Vegetable crops require no less than eight hours of sun a day. More is better. Ensure you have easy access to water, as well. You can develop crops from seed or plant seedlings — as you would in a raised bed or in the ground. For seedlings, consider tomatoes, eggplants, peppers and spring greens. In case you’re planting from seed, begin with beans, cucumbers and squash. Carrots, beets, sweet potatoes and potatoes can be grown, however are somewhat trickier.

How to prepare the bales

Before you can plant in the bales, they need some special preparation, so buy the bales at least two weeks before you want to plant. Place the bales where you want to grow; once they are prepared, they will be too heavy to move.

The first week
  • Water the bale thoroughly, until water runs out the bottom of the bale. Sprinkle the surface with a nitrogen source (Conventional lawn fertilizer (29-0-4 NPK). Make sure it doesn’t include pre-emergent weed-killer. Use 1/2 cup per bale, per application) , applying at the recommended rate.
  • Every other day, add more of the nitrogen source; water thoroughly. Do it a total of three times during the first week.
  • On the days you don’t apply nitrogen, just water the bales thoroughly.
The second week
  • For the next three days, apply the nitrogen source daily at half the original rate. Follow up with thorough watering.
  • After three days of adding nitrogen, water daily.
  • At the end of the week, sprinkle each bale with 2 cups of balanced fertilizer, such as organic 5-5-5. Water thoroughly.

The nitrogen  jump-starts the composting process and creates an ideal environment for plant roots. Over the course of the two weeks, the bales heat up considerably and can reach temperatures of 125 degrees F or more.

After the two weeks of treatment, the bales are ready for planting. The internal temperature should be about 75 to 80 degrees F, which you can verify with a compost thermometer. Probe from side of the bale, about halfway down. Low-tech option: Use your finger. The interior should feel warm, but not hot. If the bale still feels too hot, wait another couple days and check again.

How to plant

To plant seedlingstomato, pepper, eggplant and greens — make a gap or divot in the top of the bale and set the roots in place. Fill in around the roots with a good-quality, peat-based potting soil, ensuring that the seedlings are well-seated and level with the surface of the bale. Water gently and, if needed, add more soil to fill gaps and stabilize the seedling. Plant no more than two tomato, pepper or eggplant seedlings per bale.

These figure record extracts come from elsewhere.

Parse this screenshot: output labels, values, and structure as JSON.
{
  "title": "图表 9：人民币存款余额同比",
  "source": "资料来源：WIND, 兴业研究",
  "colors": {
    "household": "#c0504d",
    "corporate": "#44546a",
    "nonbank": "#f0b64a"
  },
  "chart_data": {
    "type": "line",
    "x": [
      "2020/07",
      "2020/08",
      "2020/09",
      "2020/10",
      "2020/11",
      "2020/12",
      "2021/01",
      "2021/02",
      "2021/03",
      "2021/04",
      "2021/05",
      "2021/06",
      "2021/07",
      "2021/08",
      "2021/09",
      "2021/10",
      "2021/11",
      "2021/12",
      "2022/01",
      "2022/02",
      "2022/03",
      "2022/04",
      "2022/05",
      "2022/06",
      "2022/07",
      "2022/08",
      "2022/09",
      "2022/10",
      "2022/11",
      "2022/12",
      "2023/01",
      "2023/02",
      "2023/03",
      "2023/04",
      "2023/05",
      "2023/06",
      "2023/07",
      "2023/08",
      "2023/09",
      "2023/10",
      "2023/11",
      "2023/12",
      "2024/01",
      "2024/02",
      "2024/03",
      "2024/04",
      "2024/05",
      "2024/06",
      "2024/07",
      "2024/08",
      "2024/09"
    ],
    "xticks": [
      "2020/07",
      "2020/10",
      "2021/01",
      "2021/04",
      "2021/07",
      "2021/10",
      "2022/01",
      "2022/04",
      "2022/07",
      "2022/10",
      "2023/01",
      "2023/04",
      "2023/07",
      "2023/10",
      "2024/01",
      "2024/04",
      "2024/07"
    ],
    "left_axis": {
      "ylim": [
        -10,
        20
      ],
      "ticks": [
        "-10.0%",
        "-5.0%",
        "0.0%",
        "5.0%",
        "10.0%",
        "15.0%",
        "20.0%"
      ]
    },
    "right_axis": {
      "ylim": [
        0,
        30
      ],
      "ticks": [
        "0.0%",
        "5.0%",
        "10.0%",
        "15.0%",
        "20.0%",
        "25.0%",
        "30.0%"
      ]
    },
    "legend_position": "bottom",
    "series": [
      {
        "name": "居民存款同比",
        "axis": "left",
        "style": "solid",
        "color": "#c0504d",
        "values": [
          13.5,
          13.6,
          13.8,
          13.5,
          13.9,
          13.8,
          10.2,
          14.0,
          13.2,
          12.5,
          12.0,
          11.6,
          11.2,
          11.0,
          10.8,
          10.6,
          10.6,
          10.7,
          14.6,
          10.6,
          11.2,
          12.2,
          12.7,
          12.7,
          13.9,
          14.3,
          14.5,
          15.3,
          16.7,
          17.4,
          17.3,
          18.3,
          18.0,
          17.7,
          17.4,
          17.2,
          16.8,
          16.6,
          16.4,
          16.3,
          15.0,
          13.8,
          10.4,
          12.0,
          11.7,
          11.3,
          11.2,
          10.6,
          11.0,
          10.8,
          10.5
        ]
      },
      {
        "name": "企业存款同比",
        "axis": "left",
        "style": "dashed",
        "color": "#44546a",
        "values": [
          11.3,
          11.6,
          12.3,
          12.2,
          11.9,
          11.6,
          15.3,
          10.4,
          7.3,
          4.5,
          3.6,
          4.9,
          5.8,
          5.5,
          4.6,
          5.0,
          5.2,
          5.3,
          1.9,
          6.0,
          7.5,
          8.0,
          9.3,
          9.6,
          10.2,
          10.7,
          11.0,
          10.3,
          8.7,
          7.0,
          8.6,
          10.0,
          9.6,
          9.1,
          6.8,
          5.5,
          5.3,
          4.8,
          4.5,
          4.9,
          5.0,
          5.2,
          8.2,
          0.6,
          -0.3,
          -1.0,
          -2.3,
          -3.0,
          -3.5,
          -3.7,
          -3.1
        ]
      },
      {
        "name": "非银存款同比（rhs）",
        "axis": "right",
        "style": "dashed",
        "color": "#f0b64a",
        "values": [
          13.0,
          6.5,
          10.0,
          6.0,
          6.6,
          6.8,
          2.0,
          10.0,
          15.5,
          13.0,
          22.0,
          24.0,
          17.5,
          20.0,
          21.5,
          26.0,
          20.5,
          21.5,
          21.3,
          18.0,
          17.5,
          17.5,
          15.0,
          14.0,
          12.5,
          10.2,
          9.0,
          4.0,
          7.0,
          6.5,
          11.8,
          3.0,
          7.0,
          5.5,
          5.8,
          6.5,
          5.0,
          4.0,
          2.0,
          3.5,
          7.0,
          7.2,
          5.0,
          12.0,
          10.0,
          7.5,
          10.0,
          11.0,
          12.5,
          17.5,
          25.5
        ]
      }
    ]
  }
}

To plant crops from seed, spread a 2-inch layer of moistened, peat-based potting soil on the top of the bale. Avoid bagged “topsoil,” which is too coarse for good germination and can become waterlogged. Tamp it down, make it smooth and water lightly. Plant seed at the recommended depth and spacing. Be sure to water regularly during germination.

Care for the bales

Bales can dry out quickly because they are above ground and permeable. Be sure to water regularly. Drip irrigation or a soaker hose, draped across the top, works well.

Similarly, regular feeding is important, because frequent watering will lead to nutrient loss more quickly. Feed your crops once a week with a balanced, water-soluble plant food.

By the end of the season, the bales will break down, the extent depends on the crops grown in them and the weather. Some hold up well enough to plant garlic in the fall. Others collapse into a rich mound of compost, perfect for adding to containers, amending garden beds or tossing in the compost pile.